Assuming `books.xml` from Section 1.
# transform_books.xsl
<?xml version="1.0" encoding="UTF-8"?>
<xsl:stylesheet version="1.0" xmlns:xsl="http://www.w3.org/1999/XSL/Transform">
<xsl:template match="/catalog">
<html>
<head>
<title>My Book Catalog</title>
<style>
table { width: 100%; border-collapse: collapse; }
th, td { border: 1px solid #ddd; padding: 8px; text-align: left; }
th { background-color: #f2f2f2; }
</style>
</head>
<body>
<h1>Our Books</h1>
<table>
<tr>
<th>Title</th>
<th>Author</th>
<th>Genre</th>
<th>Price</th>
</tr>
<xsl:for-each select="book">
<tr>
<td><xsl:value-of select="title"/></td>
<td><xsl:value-of select="author"/></td>
<td><xsl:value-of select="genre"/></td>
<td><xsl:value-of select="price"/></td>
</tr>
</xsl:for-each>
</table>
</body>
</html>
</xsl:template>
</xsl:stylesheet>
To perform the transformation, you need an XSLT processor (e.g., `xsltproc` on Linux, or libraries in programming languages).
# Using xsltproc (Linux/macOS)
xsltproc transform_books.xsl books.xml > output.html
# Open output.html in a browser to see the HTML table.
A language for finding information in an XML document. It's used by XSLT to navigate XML and also directly by programming languages to select parts of an XML document.

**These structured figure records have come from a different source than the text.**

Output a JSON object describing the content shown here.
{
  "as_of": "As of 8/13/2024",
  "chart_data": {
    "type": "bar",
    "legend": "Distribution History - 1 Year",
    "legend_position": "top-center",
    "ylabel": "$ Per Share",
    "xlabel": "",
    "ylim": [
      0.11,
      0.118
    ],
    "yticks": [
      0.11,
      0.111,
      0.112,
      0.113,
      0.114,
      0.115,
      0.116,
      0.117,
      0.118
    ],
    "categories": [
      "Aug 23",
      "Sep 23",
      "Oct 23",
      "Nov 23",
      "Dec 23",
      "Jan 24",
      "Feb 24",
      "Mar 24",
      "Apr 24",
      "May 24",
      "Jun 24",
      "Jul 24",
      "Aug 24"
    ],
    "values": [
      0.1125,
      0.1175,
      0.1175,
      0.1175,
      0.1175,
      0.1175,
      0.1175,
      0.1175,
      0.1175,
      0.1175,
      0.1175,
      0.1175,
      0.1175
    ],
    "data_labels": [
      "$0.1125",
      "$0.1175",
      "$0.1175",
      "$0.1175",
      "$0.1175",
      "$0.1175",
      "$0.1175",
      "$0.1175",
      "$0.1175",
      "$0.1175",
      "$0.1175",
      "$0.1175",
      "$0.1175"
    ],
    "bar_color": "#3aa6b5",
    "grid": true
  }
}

# XPath Examples (on the 'catalog' XML from Section 1):
/catalog/book # Selects all <book> elements that are children of <catalog>.
/catalog/book/title # Selects all <title> elements that are children of <book> elements, which are children of <catalog>.
/catalog/book[1] # Selects the first <book> element.
/catalog/book[last()] # Selects the last <book> element.
/catalog/book[@id] # Selects all <book> elements that have an 'id' attribute.
/catalog/book[@id='bk101'] # Selects the <book> element with id='bk101'.
//title # Selects all <title> elements anywhere in the document.
//book[price > 10] # Selects all <book> elements where the child <price> is greater than 10.
/catalog/book/description/text() # Selects the text content of <description> element.
A W3C language designed to query XML data. It is more powerful than XPath, allowing for more complex data manipulation and transformation.
# XQuery Example (on the 'catalog' XML from Section 1):
FOR $book IN doc("books.xml")/catalog/book
WHERE $book/price > 10
ORDER BY $book/title
RETURN <expensive_book>
{$book/title}
{$book/author}
{$book/price}
</expensive_book>
This query would return a new XML document containing only the books with a price greater than 10, ordered by title, and formatted into `<expensive_book>` elements.
While JSON has become more prevalent for web APIs due to its simplicity, XML still plays a significant role in many enterprise, legacy, and domain-specific applications.
XML is a powerful and versatile language for structuring, storing, and transporting data. While its use in new web APIs has diminished in favor of JSON, its role in enterprise systems, document formats, and web services remains significant. Mastering XML syntax, understanding its validation mechanisms (schemas), and learning how to parse and transform it will provide you with a fundamental skill set for many data-centric applications.